De repente, aparecem mais lobos na nossa frente. Nós paramos tão rápido que tropeçamos uma na outra e caímos no chão.
Dois dos novos lobos pulam por cima de nós. Eles começam a lutar com os dois lobos que estavam nos perseguindo. Os lobos com raiva não são páreo para os novos. Logo, eles caem mortos em uma poça de sangue no chão.
“Corra, Laura! Corra!”, eu digo enquanto nos levantamos depressa.
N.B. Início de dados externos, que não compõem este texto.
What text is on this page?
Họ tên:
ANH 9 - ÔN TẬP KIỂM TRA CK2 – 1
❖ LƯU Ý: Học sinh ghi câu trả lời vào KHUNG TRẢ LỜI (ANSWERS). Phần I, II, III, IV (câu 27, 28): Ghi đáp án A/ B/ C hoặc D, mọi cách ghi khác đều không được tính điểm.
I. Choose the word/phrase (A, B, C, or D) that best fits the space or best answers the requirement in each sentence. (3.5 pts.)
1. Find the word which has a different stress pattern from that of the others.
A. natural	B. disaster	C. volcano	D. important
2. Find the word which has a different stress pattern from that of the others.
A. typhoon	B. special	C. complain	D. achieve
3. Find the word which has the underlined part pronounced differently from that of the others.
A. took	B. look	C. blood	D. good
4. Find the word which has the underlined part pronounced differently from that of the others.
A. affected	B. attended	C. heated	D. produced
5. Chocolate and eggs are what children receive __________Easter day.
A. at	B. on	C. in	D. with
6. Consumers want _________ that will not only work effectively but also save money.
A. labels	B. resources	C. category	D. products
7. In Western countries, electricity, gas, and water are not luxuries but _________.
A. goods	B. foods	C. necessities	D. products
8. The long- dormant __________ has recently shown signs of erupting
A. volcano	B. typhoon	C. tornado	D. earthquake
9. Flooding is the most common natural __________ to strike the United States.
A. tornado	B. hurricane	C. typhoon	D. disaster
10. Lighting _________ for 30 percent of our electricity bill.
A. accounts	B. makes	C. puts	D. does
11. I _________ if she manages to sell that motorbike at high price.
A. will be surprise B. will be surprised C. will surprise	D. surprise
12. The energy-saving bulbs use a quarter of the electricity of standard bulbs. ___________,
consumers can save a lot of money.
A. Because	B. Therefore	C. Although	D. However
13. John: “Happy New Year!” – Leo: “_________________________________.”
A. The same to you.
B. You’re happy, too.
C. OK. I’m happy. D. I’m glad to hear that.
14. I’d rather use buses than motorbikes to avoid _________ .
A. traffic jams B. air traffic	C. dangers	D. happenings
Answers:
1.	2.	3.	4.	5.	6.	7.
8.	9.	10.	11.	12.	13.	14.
Atrás de mim, um lobo tenta morder meu tornozelo. Eu jogo o spray no rosto dele e continuo correndo. Ouço um choro de animal atrás de mim, mas tento me concentrar em seguir a Laura.
Então, sinto algo espetar o meu pescoço. Eu levo a mão até lá e puxo um pequeno dardo da minha pele.
“Merda”, eu digo, e olho para Laura. Ela olha para mim com os olhos arregalados e a mão no pescoço.
O sedativo age rápido, e eu caio de joelhos. Eu tento engatinhar até Laura, mas meu corpo não obedece mais. Uma mão grande agarra o meu pescoço. Eu olho nos olhos de… um homem nu? O quê?
“Quem é você?”, ele rosna. Depois, ele me cheira e diz: “Você é humana.”
Ele olha para trás por cima do ombro. Essa é a última coisa que eu vejo antes de a escuridão tomar conta.